Patient Characteristics and Map Segments Obtained
The characteristics of all patients recruited to the study are outlined in table 1. One patient (patient 9) was excluded from analysis as only organised atrial tachycardia could be induced when attending for the procedure. In all but one patient (patient 12), two 30-second maps of AF were obtained at baseline. Patient 12 had varying QRS morphology as a result of left bundle branch block and only one 30s segment could be obtained with sufficient quality of QRS-T wave subtraction to allow analysis. Maps following pulmonary vein isolation were obtained in 12 patients and a further 8 recordings were obtained following non-pulmonary vein ablation providing a total of 62 simultaneous AF recordings in the left and right atrium. Mapping duration and temporal variability analysis was performed on all maps obtained (a total of 124 maps including both chambers). Spatial variability analysis was performed by comparing the two 30s maps obtained at baseline in the 20 patients.
Spatial Variability
LIA demonstrated the greatest spatial stability with R2 of 0.83(0.71-0.88) across all maps analysed. This was consistent across both chambers with values of 0.81(0.75-0.88) and 0.84(0.61-0.88) in the LA and RA respectively. Median R2 for LRA and FF were 0.39(0.24-0.57) and 0.64(0.54-0.73) respectively. Multiple low frequency focal firings were seen widely distributed across the atrial surface (see figure 5). For high frequency FF, defined as occurring ≥10 times over the 30s, R2 was 0.83(0.68-0.85). Detailed results are outlined in table 2.

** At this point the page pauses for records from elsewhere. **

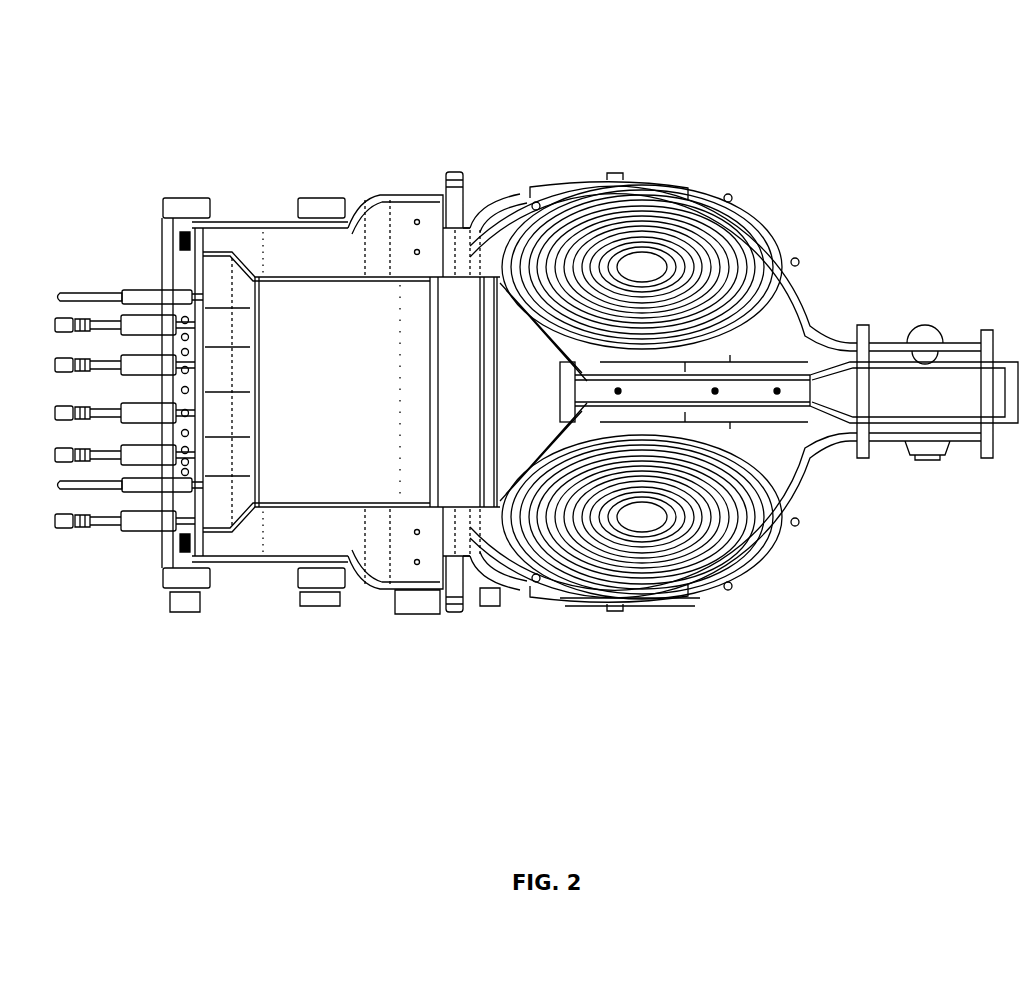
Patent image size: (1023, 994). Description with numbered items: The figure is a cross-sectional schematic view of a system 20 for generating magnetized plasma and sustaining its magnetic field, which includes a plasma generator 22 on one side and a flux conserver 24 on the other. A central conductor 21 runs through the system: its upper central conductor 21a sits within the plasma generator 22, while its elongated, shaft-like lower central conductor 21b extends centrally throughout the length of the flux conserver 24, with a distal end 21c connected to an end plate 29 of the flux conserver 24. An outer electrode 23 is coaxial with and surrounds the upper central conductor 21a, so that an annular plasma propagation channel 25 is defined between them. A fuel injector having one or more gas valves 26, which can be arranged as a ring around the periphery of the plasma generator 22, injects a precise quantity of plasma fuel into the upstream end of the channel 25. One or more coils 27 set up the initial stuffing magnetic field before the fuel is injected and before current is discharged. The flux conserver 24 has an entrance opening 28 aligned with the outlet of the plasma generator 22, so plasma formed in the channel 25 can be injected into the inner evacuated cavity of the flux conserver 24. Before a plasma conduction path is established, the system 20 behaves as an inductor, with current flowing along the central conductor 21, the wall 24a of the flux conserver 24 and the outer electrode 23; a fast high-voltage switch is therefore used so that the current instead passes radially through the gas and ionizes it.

The system for generating magnetized plasma 20 is at (838, 121).
The central conductor 21 is at (472, 442).
The upper central conductor 21a is at (360, 452).
The lower central conductor 21b is at (735, 397).
The distal end of the lower central conductor 21c is at (883, 387).
The plasma generator 22 is at (217, 140).
The outer electrode 23 is at (407, 198).
The flux conserver 24 is at (658, 638).
The wall of the flux conserver 24a is at (757, 229).
The annular plasma propagation channel 25 is at (295, 260).
The gas valves 26 is at (263, 241).
The coils 27 is at (303, 582).
The entrance opening 28 is at (483, 245).
The end plate 29 is at (966, 338).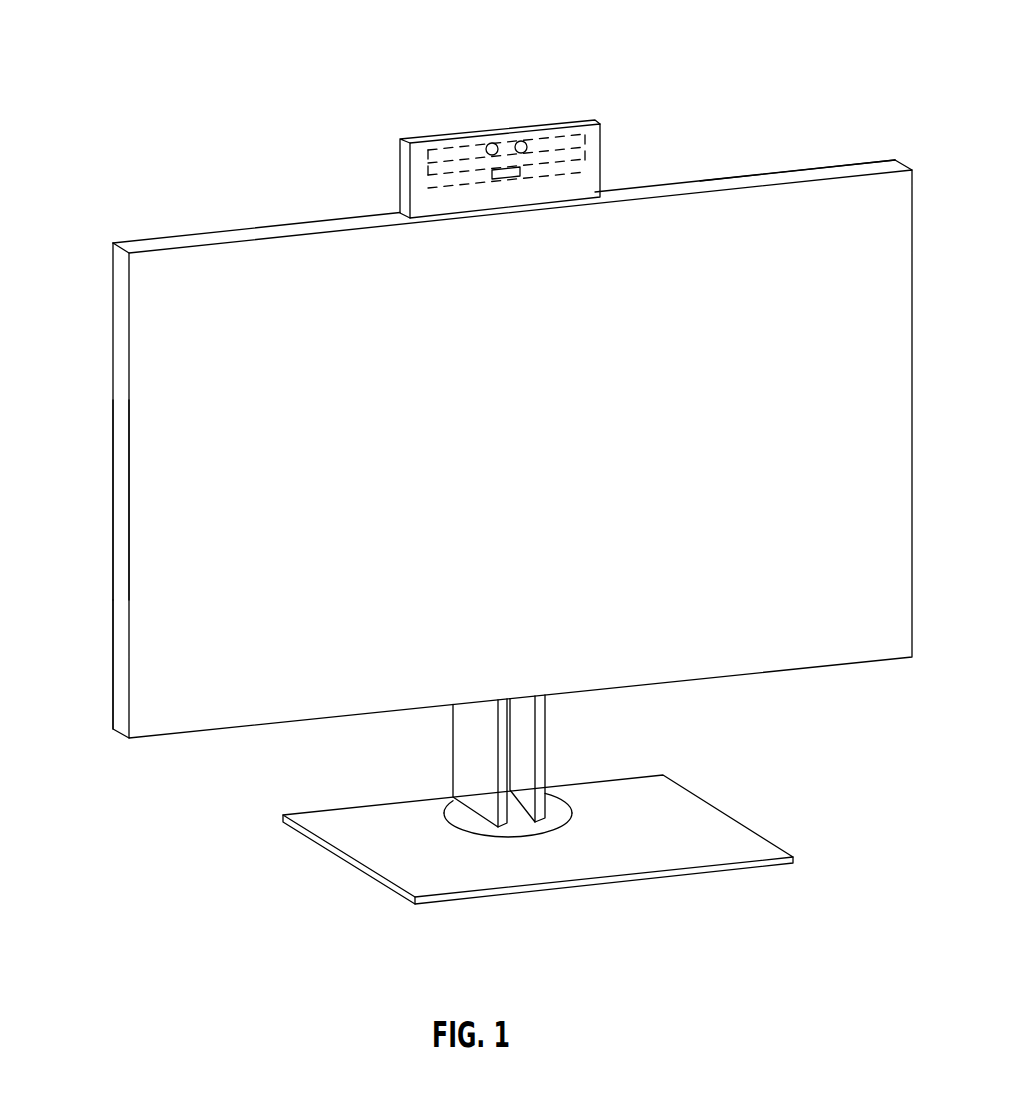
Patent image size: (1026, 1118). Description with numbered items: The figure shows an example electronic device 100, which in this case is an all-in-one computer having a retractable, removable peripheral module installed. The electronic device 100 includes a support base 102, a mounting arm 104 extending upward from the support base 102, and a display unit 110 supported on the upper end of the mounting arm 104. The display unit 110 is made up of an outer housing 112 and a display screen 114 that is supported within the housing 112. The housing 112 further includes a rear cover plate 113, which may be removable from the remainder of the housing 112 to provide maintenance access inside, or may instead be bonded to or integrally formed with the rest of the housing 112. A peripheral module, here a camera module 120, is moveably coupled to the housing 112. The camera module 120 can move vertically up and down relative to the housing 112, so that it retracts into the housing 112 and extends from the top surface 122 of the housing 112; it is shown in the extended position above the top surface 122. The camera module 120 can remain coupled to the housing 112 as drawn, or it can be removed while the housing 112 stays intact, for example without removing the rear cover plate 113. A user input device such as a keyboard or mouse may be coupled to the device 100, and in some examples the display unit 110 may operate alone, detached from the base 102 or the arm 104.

The electronic device 100 is at (161, 44).
The support base 102 is at (380, 826).
The mounting arm 104 is at (545, 760).
The display unit 110 is at (118, 340).
The outer housing 112 is at (257, 227).
The rear cover plate 113 is at (109, 642).
The display screen 114 is at (150, 432).
The camera module 120 is at (592, 163).
The top surface 122 is at (799, 169).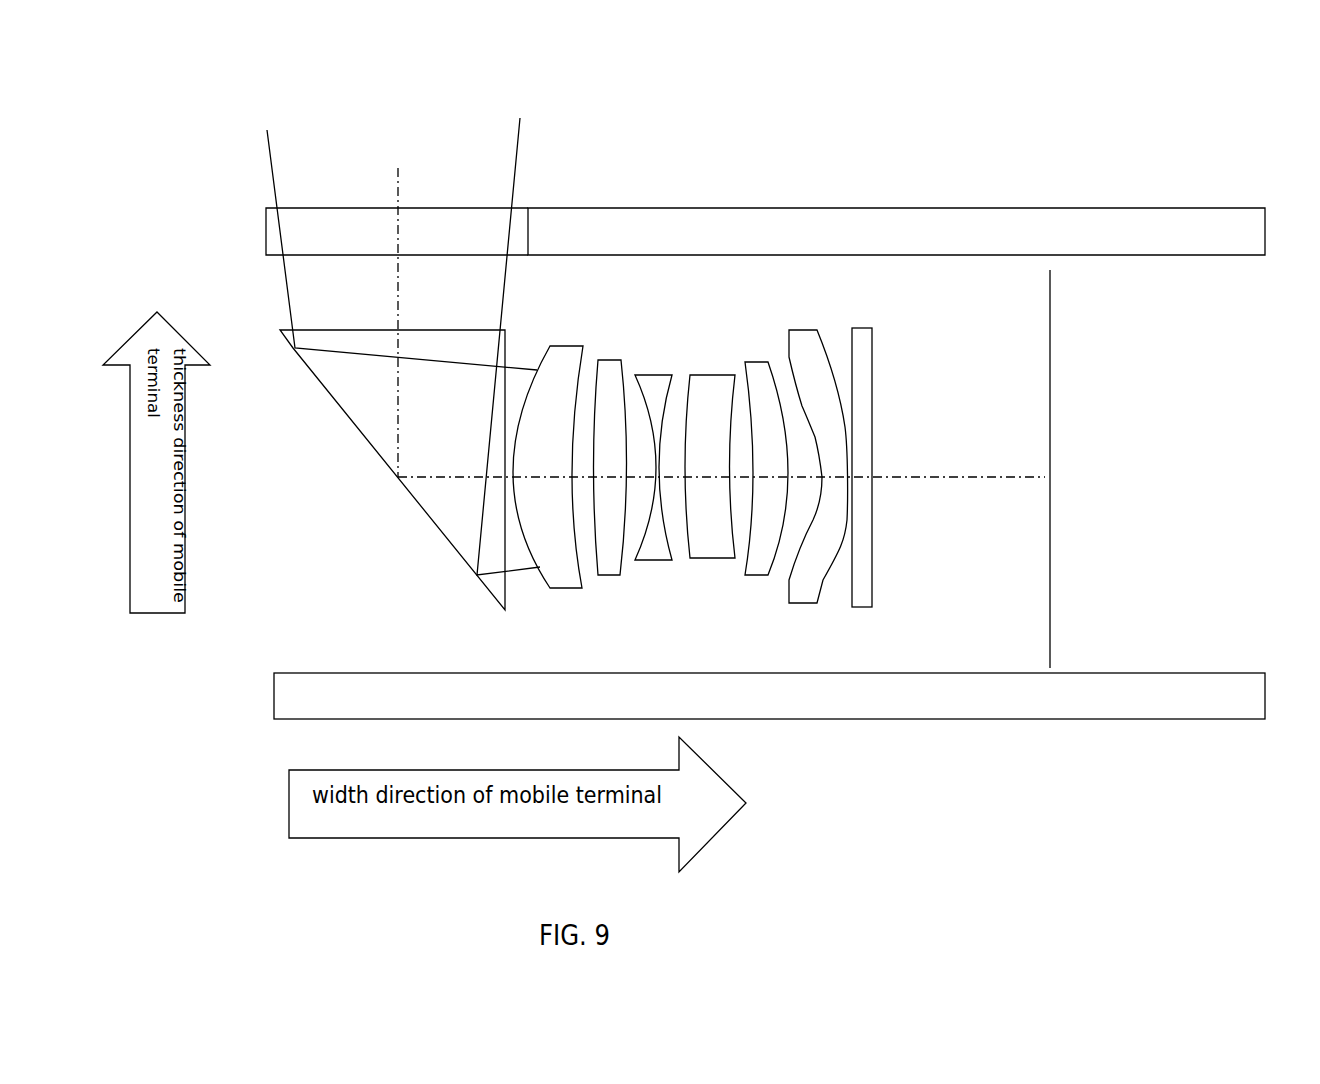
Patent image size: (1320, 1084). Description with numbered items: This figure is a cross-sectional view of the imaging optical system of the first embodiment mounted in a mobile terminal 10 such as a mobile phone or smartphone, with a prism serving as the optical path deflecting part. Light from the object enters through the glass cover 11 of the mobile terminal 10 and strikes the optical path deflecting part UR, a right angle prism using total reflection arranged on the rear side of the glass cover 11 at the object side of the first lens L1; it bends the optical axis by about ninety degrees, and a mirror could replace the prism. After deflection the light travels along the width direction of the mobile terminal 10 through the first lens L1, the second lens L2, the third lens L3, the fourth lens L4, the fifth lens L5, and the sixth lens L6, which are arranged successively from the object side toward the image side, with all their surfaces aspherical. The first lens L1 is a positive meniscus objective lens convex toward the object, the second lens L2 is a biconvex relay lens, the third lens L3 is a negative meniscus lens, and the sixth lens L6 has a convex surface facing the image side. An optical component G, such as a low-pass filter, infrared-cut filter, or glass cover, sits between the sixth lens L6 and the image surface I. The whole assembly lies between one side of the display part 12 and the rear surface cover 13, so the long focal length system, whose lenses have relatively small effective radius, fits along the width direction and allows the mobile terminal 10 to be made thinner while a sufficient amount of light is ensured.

Stability of regions across both maps with the highest frequency patterns identified at 30% cut off was also greatest for LIA in both the LA and RA. Cohen kappa statistic for LIA in the LA and RA respectively was 0.75 (0.64-0.78) and 0.75 (0.58-0.79). Full kappa statistic results for all patients are outlined in table 3.
The anatomical regions with maximal LIA were the anterior and posterior LA (in 46% and 27% of maps respectively) and the lateral and septal RA (in 46% and 32% respectively). LRA showed similar distribution with the zone of highest LRA frequency in the posterior LA in 41% and the anterior LA in 34%. In the RA, the lateral wall was the most common site (in 37%) followed by the septum and posterior walls (each in 24%). A similar distribution was observed for FF, most commonly involving the anterior and posterior LA (in 34% and 29% respectively), followed by the LA septum (20%). In the RA, the highest frequency of FF was seen in the septum in 59% and the lateral wall in 22%.